What really happens when you don’t have an emergency fund?
A few things really, but one’s quite startling to even think about: DEBTS, and unnecessary ones. If you haven’t got cash stashed away in your emergency resources, you’re likely to borrow money to cover your unexpected expenses. And then you’ll have to find the money to pay for them in due time. If you fail to, you’ll be indebted again to someone else just to have it paid. Before you know it, you’re up to your neck in debt and it’s going to take a while before you recover.
I remember just over the Christmas holiday that I forgot to have enough cash with me. Local funds transfers are expected to take a while due to a number of bank holidays ahead and the best way to receive the payments were through Payoneer (where they have a facility to expedite loading of funds within minutes of initiating the transfer). With the fees associated with getting cash from Payoneer through an ATM, it’s never really very ideal to withdraw, hence I’m forced to depend on debit card transactions in shops in restaurants. The awkward and very funny part was I had to ask a friend to come over to the mall where I was, ask her if she’s doing some grocery shopping, so I can pay for them with my debit card and take her cash – just so I could have some in my pocket to get me through the entire holiday week or two. Funny and awkward enough, this shouldn’t have happened had I known better. There’s not always a friend ready to go buying some stuff in shops for you to use your card in exchange for their cash. At that time the importance of having emergency cash around had been reiterated in my mind.
So how do you go about building your emergency fund? Here are five basic steps to do it.
Keep your expenses at bay. Track them and fish out the unnecessary ones. Use a notepad or a spreadsheet to list the things that you need to sustain your cost of living: rent, utilities, food, toiletries, etc. Find time to sort things out and separate your needs from the things you just want. Get rid of the unnecessary dine-outs and big spending to make room for bigger savings.

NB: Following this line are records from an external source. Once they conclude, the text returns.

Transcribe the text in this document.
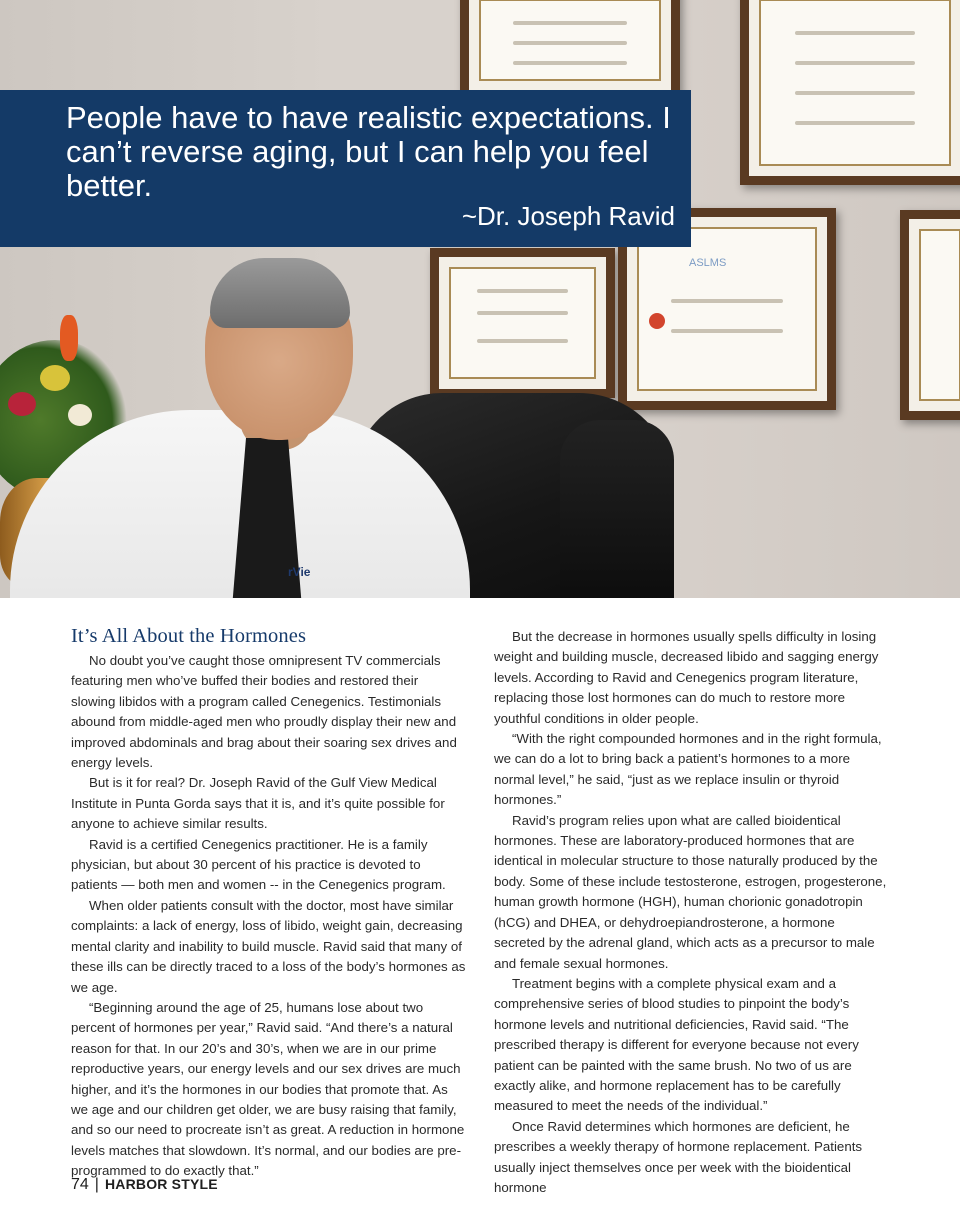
ASLMS
rVie

People have to have realistic expectations. I can’t reverse aging, but I can help you feel better.

~Dr. Joseph Ravid
It’s All About the Hormones

No doubt you’ve caught those omnipresent TV commercials featuring men who’ve buffed their bodies and restored their slowing libidos with a program called Cenegenics. Testimonials abound from middle-aged men who proudly display their new and improved abdominals and brag about their soaring sex drives and energy levels.

But is it for real? Dr. Joseph Ravid of the Gulf View Medical Institute in Punta Gorda says that it is, and it’s quite possible for anyone to achieve similar results.

Ravid is a certified Cenegenics practitioner. He is a family physician, but about 30 percent of his practice is devoted to patients — both men and women -- in the Cenegenics program.

When older patients consult with the doctor, most have similar complaints: a lack of energy, loss of libido, weight gain, decreasing mental clarity and inability to build muscle. Ravid said that many of these ills can be directly traced to a loss of the body’s hormones as we age.

“Beginning around the age of 25, humans lose about two percent of hormones per year,” Ravid said. “And there’s a natural reason for that. In our 20’s and 30’s, when we are in our prime reproductive years, our energy levels and our sex drives are much higher, and it’s the hormones in our bodies that promote that. As we age and our children get older, we are busy raising that family, and so our need to procreate isn’t as great. A reduction in hormone levels matches that slowdown. It’s normal, and our bodies are pre-programmed to do exactly that.”

But the decrease in hormones usually spells difficulty in losing weight and building muscle, decreased libido and sagging energy levels. According to Ravid and Cenegenics program literature, replacing those lost hormones can do much to restore more youthful conditions in older people.

“With the right compounded hormones and in the right formula, we can do a lot to bring back a patient’s hormones to a more normal level,” he said, “just as we replace insulin or thyroid hormones.”

Ravid’s program relies upon what are called bioidentical hormones. These are laboratory-produced hormones that are identical in molecular structure to those naturally produced by the body. Some of these include testosterone, estrogen, progesterone, human growth hormone (HGH), human chorionic gonadotropin (hCG) and DHEA, or dehydroepiandrosterone, a hormone secreted by the adrenal gland, which acts as a precursor to male and female sexual hormones.

Treatment begins with a complete physical exam and a comprehensive series of blood studies to pinpoint the body’s hormone levels and nutritional deficiencies, Ravid said. “The prescribed therapy is different for everyone because not every patient can be painted with the same brush. No two of us are exactly alike, and hormone replacement has to be carefully measured to meet the needs of the individual.”

Once Ravid determines which hormones are deficient, he prescribes a weekly therapy of hormone replacement. Patients usually inject themselves once per week with the bioidentical hormone

74 | HARBOR STYLE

Have close look at your current financial situation to find out how much you’ll ideally need in emergency funds. Consider your health, too. Do you have allergies or a rather fast reaction to the changes in weather. You should know for yourself the frequency of your medical appointments and emergencies in the past couple of years to determine if you’re going to need a bigger emergency fund. Do you have a motorised vehicle (a bike or a car) that would need proper maintenance? If so, you’ll have to come up with something higher than 3 month’s worth of expenses.
Make a decision as to how you would keep your emergency fund. It’s always ideal to put them in a savings account – but a different one from where you draw your expenses from. A card savings account should be brilliant as you will have to have access to it in emergency situations. Or you can also have safely locked in your drawers and the other half stashed away in a savings account – whichever suits you.
Start saving. Once you track your cost of living expenses, it’ll be easy for you to allot a reasonable amount in savings. And since you’re a freelancer, treat yourself as your own employee. Give yourself a reasonable amount every payday to cover your costs and keep the rest in the savings account. Although it’s tempting to just take all the available money out from your account, don’t. You’ll never know where you’re going to need it.
When you’ve saved enough and reached your target amount, don’t stop there. Continue saving more and you’ll be happy with how much you’ll have in the future.
The last bit is very crucial. We may think that once we’ve saved the target amount in emergency fund we can stop saving. But the truth is, it is just a terrific idea to continue the build-up as we may need to have a few financial adjustments along the way. Knowing we have enough, and maybe even more, should keep us (may I say) on track, and perhaps afford a new investment or have a little “lifestyle upgrade”.